İpin ucu koptu bir yerde. Başörtülü yarı çıplakları konuşuyor Müslümanlar. Çare yok, elimizdeki kumaş bu. İthal malı cinnet... ilk biz getirdik. "Çağa İslam'ı söyletmek" dedikleri bu olsa gerek. Kalbimizin kirlenecek yeri kaldı mı acaba? Akla karayı seçiyoruz çamur izlerini silmek için. Sen taşı at, kırk kişi bak nasıl atlıyoruz kuyuya. Kime konuşuyorsun sen? Cemil Meriç anlattı da ne oldu? "Kime yazıyorsun bu mektubu? Elinde hiçbir adres yok. Domuzlar kutsal kitaplarla beslenmez." İsmet özel, "Kayığı boşaltın" diyor. Öyleyse niye yazıyorsun? Tevekkeltü teâlallah.
"Bir arabanın beşinci tekeri" olmak için okuyoruz üniversiteyi.

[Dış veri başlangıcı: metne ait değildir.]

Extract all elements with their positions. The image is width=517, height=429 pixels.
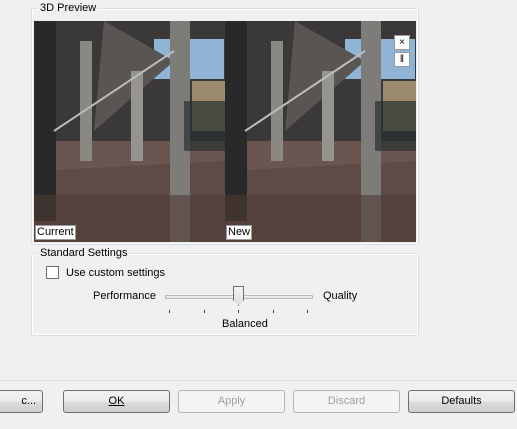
3d-preview-group: 3D Preview Current New × ‖ [31, 1, 419, 245]
preview-controls: × ‖ [394, 35, 410, 67]
slider-tick [169, 310, 170, 313]
preview-current-pane: Current [34, 21, 225, 242]
apply-button-label: Apply [217, 395, 246, 407]
balanced-label: Balanced [222, 318, 268, 330]
apply-button[interactable]: Apply [178, 390, 285, 413]
slider-tick [272, 310, 274, 313]
dialog-button-bar: c... OK Apply Discard Defaults [0, 380, 517, 429]
custom-settings-label[interactable]: Use custom settings [66, 267, 165, 279]
performance-label: Performance [93, 290, 156, 302]
quality-label: Quality [323, 290, 358, 302]
3d-preview-title: 3D Preview [38, 1, 99, 15]
slider-tick [238, 310, 239, 313]
quality-slider[interactable] [165, 286, 313, 306]
preview-current-label: Current [35, 225, 76, 240]
custom-settings-row[interactable]: Use custom settings [46, 266, 165, 279]
ok-button[interactable]: OK [63, 390, 170, 413]
standard-settings-group: Standard Settings Use custom settings Pe… [31, 246, 419, 336]
etc-button[interactable]: c... [0, 390, 43, 413]
preview-new-pane: New [225, 21, 416, 242]
scene-current-image [34, 21, 225, 242]
slider-tick [203, 310, 205, 313]
ok-button-label: OK [108, 395, 125, 407]
preview-area: Current New × ‖ [34, 21, 416, 242]
discard-button-label: Discard [327, 395, 366, 407]
defaults-button[interactable]: Defaults [408, 390, 515, 413]
custom-settings-checkbox[interactable] [46, 266, 59, 279]
standard-settings-title: Standard Settings [38, 246, 130, 260]
discard-button[interactable]: Discard [293, 390, 400, 413]
preview-new-label: New [226, 225, 253, 240]
slider-tick [307, 310, 308, 313]
scene-new-image [225, 21, 416, 242]
close-icon[interactable]: × [394, 35, 410, 50]
defaults-button-label: Defaults [441, 395, 482, 407]
split-view-icon[interactable]: ‖ [394, 52, 410, 67]
slider-thumb[interactable] [233, 286, 244, 306]
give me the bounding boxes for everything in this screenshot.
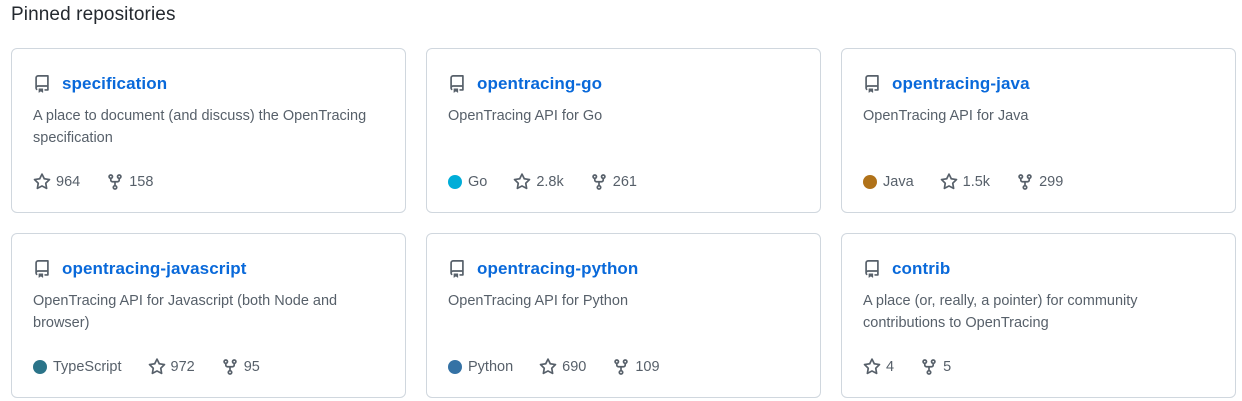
repo-meta: Java 1.5k 299 xyxy=(863,173,1089,191)
language-name: TypeScript xyxy=(53,359,122,375)
star-icon xyxy=(539,358,557,376)
repo-language: Java xyxy=(863,174,914,190)
language-color-dot xyxy=(448,175,462,189)
section-title: Pinned repositories xyxy=(11,4,176,25)
repo-card-header: contrib xyxy=(863,257,1215,281)
repo-language: Python xyxy=(448,359,513,375)
repo-description: OpenTracing API for Javascript (both Nod… xyxy=(33,293,338,331)
forks-count: 109 xyxy=(635,359,660,375)
stars-count: 4 xyxy=(886,359,895,375)
repo-meta: 4 5 xyxy=(863,358,977,376)
stars-link[interactable]: 2.8k xyxy=(513,173,564,191)
repo-icon xyxy=(863,75,881,93)
forks-link[interactable]: 5 xyxy=(920,358,951,376)
repo-link[interactable]: opentracing-java xyxy=(892,74,1030,94)
repo-link[interactable]: contrib xyxy=(892,259,950,279)
fork-icon xyxy=(106,173,124,191)
repo-link[interactable]: opentracing-python xyxy=(477,259,638,279)
language-color-dot xyxy=(33,360,47,374)
repo-language: TypeScript xyxy=(33,359,122,375)
forks-link[interactable]: 261 xyxy=(590,173,637,191)
stars-count: 972 xyxy=(170,359,195,375)
repo-card: opentracing-java OpenTracing API for Jav… xyxy=(841,48,1236,213)
repo-meta: TypeScript 972 95 xyxy=(33,358,286,376)
fork-icon xyxy=(1016,173,1034,191)
repo-meta: Python 690 109 xyxy=(448,358,686,376)
repo-icon xyxy=(448,260,466,278)
repo-meta: 964 158 xyxy=(33,173,179,191)
forks-link[interactable]: 95 xyxy=(221,358,260,376)
fork-icon xyxy=(590,173,608,191)
star-icon xyxy=(863,358,881,376)
fork-icon xyxy=(612,358,630,376)
repo-card: opentracing-go OpenTracing API for Go Go… xyxy=(426,48,821,213)
repo-link[interactable]: specification xyxy=(62,74,167,94)
repo-card-header: opentracing-go xyxy=(448,72,800,96)
stars-link[interactable]: 964 xyxy=(33,173,80,191)
language-color-dot xyxy=(448,360,462,374)
repo-icon xyxy=(33,260,51,278)
stars-link[interactable]: 972 xyxy=(148,358,195,376)
fork-icon xyxy=(221,358,239,376)
forks-count: 5 xyxy=(943,359,952,375)
repo-meta: Go 2.8k 261 xyxy=(448,173,663,191)
pinned-repos-grid: specification A place to document (and d… xyxy=(11,48,1236,398)
forks-link[interactable]: 109 xyxy=(612,358,660,376)
repo-card: specification A place to document (and d… xyxy=(11,48,406,213)
repo-icon xyxy=(863,260,881,278)
repo-description: A place to document (and discuss) the Op… xyxy=(33,108,367,146)
repo-card-header: specification xyxy=(33,72,385,96)
stars-count: 690 xyxy=(562,359,587,375)
stars-link[interactable]: 690 xyxy=(539,358,586,376)
repo-card: opentracing-python OpenTracing API for P… xyxy=(426,233,821,398)
repo-description: OpenTracing API for Java xyxy=(863,108,1029,124)
forks-count: 95 xyxy=(243,359,260,375)
star-icon xyxy=(940,173,958,191)
repo-description: OpenTracing API for Python xyxy=(448,293,629,309)
repo-icon xyxy=(33,75,51,93)
repo-card-header: opentracing-python xyxy=(448,257,800,281)
language-name: Python xyxy=(468,359,514,375)
repo-link[interactable]: opentracing-javascript xyxy=(62,259,247,279)
forks-link[interactable]: 158 xyxy=(106,173,153,191)
language-name: Java xyxy=(883,174,914,190)
forks-count: 261 xyxy=(612,174,637,190)
repo-link[interactable]: opentracing-go xyxy=(477,74,602,94)
repo-icon xyxy=(448,75,466,93)
repo-description: A place (or, really, a pointer) for comm… xyxy=(863,293,1138,331)
stars-count: 1.5k xyxy=(962,174,991,190)
stars-link[interactable]: 1.5k xyxy=(940,173,990,191)
stars-count: 2.8k xyxy=(536,174,564,190)
repo-description: OpenTracing API for Go xyxy=(448,108,603,124)
forks-count: 299 xyxy=(1039,174,1064,190)
forks-link[interactable]: 299 xyxy=(1016,173,1063,191)
star-icon xyxy=(513,173,531,191)
fork-icon xyxy=(920,358,938,376)
repo-card: opentracing-javascript OpenTracing API f… xyxy=(11,233,406,398)
star-icon xyxy=(33,173,51,191)
repo-card-header: opentracing-java xyxy=(863,72,1215,96)
repo-card: contrib A place (or, really, a pointer) … xyxy=(841,233,1236,398)
language-color-dot xyxy=(863,175,877,189)
star-icon xyxy=(148,358,166,376)
repo-language: Go xyxy=(448,174,487,190)
stars-count: 964 xyxy=(56,174,81,190)
forks-count: 158 xyxy=(129,174,154,190)
repo-card-header: opentracing-javascript xyxy=(33,257,385,281)
language-name: Go xyxy=(468,174,488,190)
stars-link[interactable]: 4 xyxy=(863,358,894,376)
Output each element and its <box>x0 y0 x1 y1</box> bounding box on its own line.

Adam başı aynı dert: Fakülte okudum öğrenci olamadım. Sevdim aşık olamadım. Oy verdim iktidar olamadım. İktidar oldum muktedir olamadım. Sosyalleştim, toplumun içine giremedim. İşe girdim tutunamadım. Evlendim yuva kuramadım. Ben yenilmek için mi yaşıyorum? Oğuz Atay bu yüzden mi yerleşiyor Cahit Zarifoğlu rafına? 'Şahane Serseri', hangi yüzle çıkıyor 'Mona Rosa'nın karşısına? "Bir odaya kapanmış, ağlayan aydınlar" dan bahsediyor Yalçın Küçük. Kerim Abdulmacid de bunlardan biri mi yoksa? "Müslümanlar kim olduklarını ve ne istediklerini anlatamadılar Batı'ya." Bu mu benim derdim? Özgürlük alanımı onaylatmak zorunda mıyım? İsmet Özel itiraz ediyor: "Benim amacım, kendi özgürlük alanımı genişletmek. Bunu yaparken senin alanına giriyormuşum. Bu benim meselem değil, onu sen düşün." Mevlâna, Emir Pervane'yi dinleseydi Divan-ı Kebir çıkar mıydı ortaya? "Padişaha kızmışım ben, işte böyle çırılçıplak bir yoksul olmuşum." Dünyada her şey, gözünü Şems-i Tebrizi'yle açıyordu. "Benim hiçbir şey umurumda değil."
Ben imanı bilmem, inkâr etmedim ki! Nihayet küfre yaklaşıyorum galiba. Hakikat batılın içinde gizli. "Küfre yaklaştıkça inancım artıyor" Nedir bu, vahdet-i vücut mu? Ailem, çevrem, dostlarım, hepsi müslümandı benim. Biraz tercüme, biraz felsefe, biraz da devletin diniyle yoğrulmuş vatandaşlar. Şair, "Karnın ısırgan otları gibi aklımda" dediğinde beynimde büyük bir boşluk oluşuyor. Genç bir kızın avuçlarındaki sıcaklığı dahi bilmeyen genç, hangi günahtan dönme hakkına sahiptir? Tevbe etmek sadece aklımdan geçiyor, kalbimden değil. Duanın bir silah olduğunu sadece biliyorum.
Köpeklerin havyarla, insanların nasihatle doyurulduğu bir ülkede, yaşadığı hayattan sorumlu tutulmak, hangi trajedi kahramanının nasibidir? Kelimeler namussuz, kavramlar serseri. Mevlâna'nın gerdek gecesini hümanizma penceresinden seyretmek, hangi dersten kaldığımı göstermek içindir? "Batı'dan izin almadıkça Batı'yı tenkid edemezsiniz" diyordu Cemil Meriç. "Türk insanına bu izni Marks bahşetti."
Kimim ben? İsmet Özel'in "Sen herhangi biri değilsin" dediği kişilerden mi? Nerede yaşıyorum? "Bir yerde bulunuyor olmak orada yaşadığım anlamına gelmez ki!" Herkes yaşadığı hayatı gerçek zannetmekte masumdur. "Sen hakikati söyle. Bırak şerefsiz senden uzaklaşsın."
La havle vela kuvvete illâ billâh.
Benim hiçbir şey umurumda değil.
NOT: Yazarın FENA - MEVLÂNA'DA ÖZGÜRLÜK ANLAYIŞI kitabından alıntıdır.